Neben der Trainingsbelastung könnten weitere Faktoren eine Rolle spielen, die die Suche nach Antworten auf die Frage nach den vielen Spielern mit ähnlichen Verletzungen erschweren. „Dazu gehört etwa die Ernährung, auch wenn das im Profibereich eher selten ein Problem ist“, so Potthast. „Möglicherweise bestehen muskuläre Dysbalancen zwischen Agonist und Antagonist, oder es gibt Zusammenhänge mit der Wirbelsäule oder der neuronalen Ansteuerung.“

Dennoch sieht der Wissenschaftler einen Punkt, an dem die Clubs grundsätzlich ansetzen müssen: „Der Verein darf sich die Frage stellen, ob er präventiv genug gehandelt hat, etwa was die Diagnostik betrifft“, sagte der Experte. „Jetzt gilt es, jede einzelne Verletzung genau zu analysieren. Wann ist sie aufgetreten? Unter welchen Bedingungen? Welche Besonderheiten hatte der betroffene Spieler? Mit gezielten Untersuchungen lässt sich das systematisch aufarbeiten“, so der Experte weiter. „Auch wenn die Wissenschaft bisher keine vorgefertigten vollständigen Diagnostikverfahren zur Prophylaxe von Muskelverletzung anbietet, wäre ein engerer Austausch von Verantwortlichen mit Forschenden gegebenenfalls schon hilfreich. Ich denke durchaus, dass wir an bestimmten Stellen schon weiterhelfen können.“ Eine wissenschaftliche Begleitung, die es beispielsweise bei der TSG durchaus gibt.
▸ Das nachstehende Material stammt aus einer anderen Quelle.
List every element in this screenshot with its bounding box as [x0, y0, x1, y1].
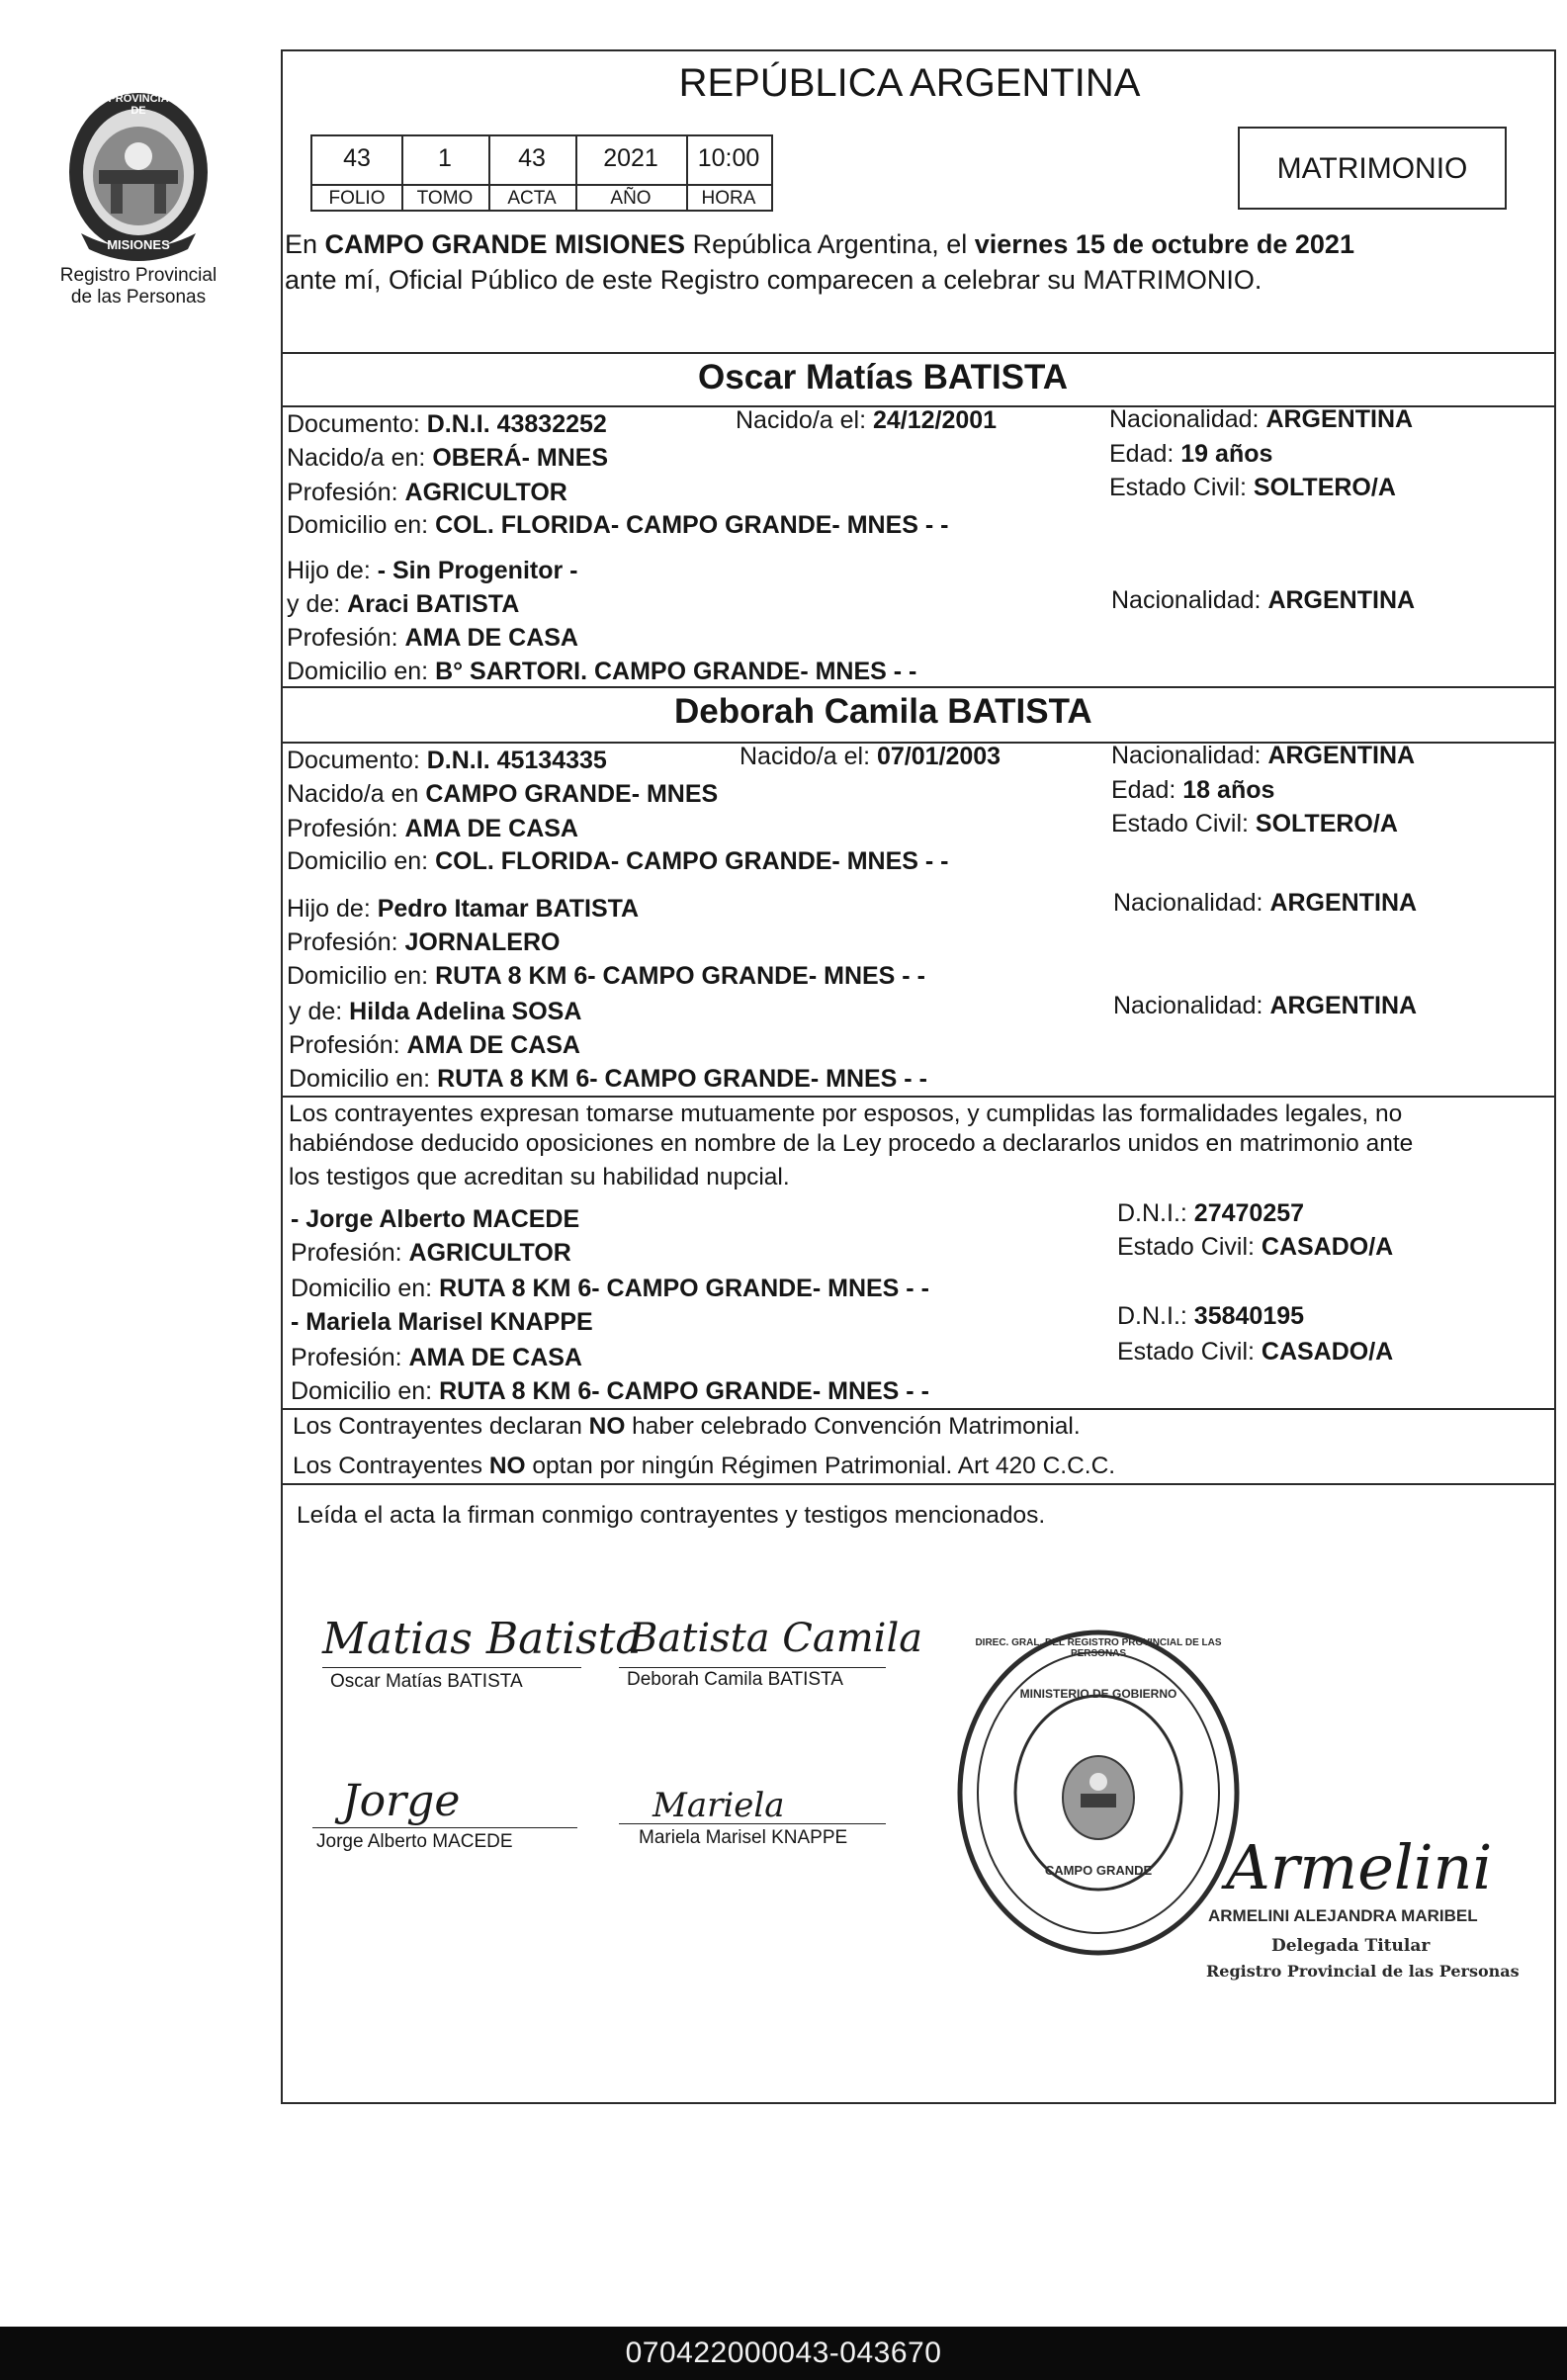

Hartes Programm für ersatzgeschwächte Geißböcke

Lukas Kwasniok ließ hingegen keine Zweifel zu: „Ich habe das Glück, schon einige Vereine erlebt zu haben. Und die medizinisch-athletische Abteilung ist hier absolut top. Die Geräte werden immer besser, das heißt, wir werden immer vorsichtiger. Das ist auch gut so, damit keinem so richtig der Muskel zerfetzt wird.“ Tatsächlich lassen sich laut Experten in den aktuellen MRTs leichter Mikro-Läsionen darstellen. Das Vorgehen der Vereine ist daher oft ein besonders vorsichtiges. Eine Verbindung zwischen Verletzungen sowie dem Natur- und Hybridrasen am Geißbockheim und im Stadion sieht der Experte jedenfalls nicht.

Ungeachtet der Ursachenanalyse bleibt die sportliche Realität bestehen: Der 1. FC Köln muss in einer entscheidenden Saisonphase mit einem ausgedünnten Kader auskommen. Spiele gegen direkte und indirekte Konkurrenten – darunter das Derby gegen Borussia Mönchengladbach – gewinnen zusätzlich an Brisanz, wenn personelle Alternativen fehlen. Resignation ist dennoch kein Thema. Kwasniok versucht, der Situation auch mental etwas Positives abzugewinnen. „Schwund macht stärker“, habe er der Mannschaft mitgegeben. Ob dieser Leitsatz im Abstiegskampf trägt, wird sich in den kommenden Wochen zeigen.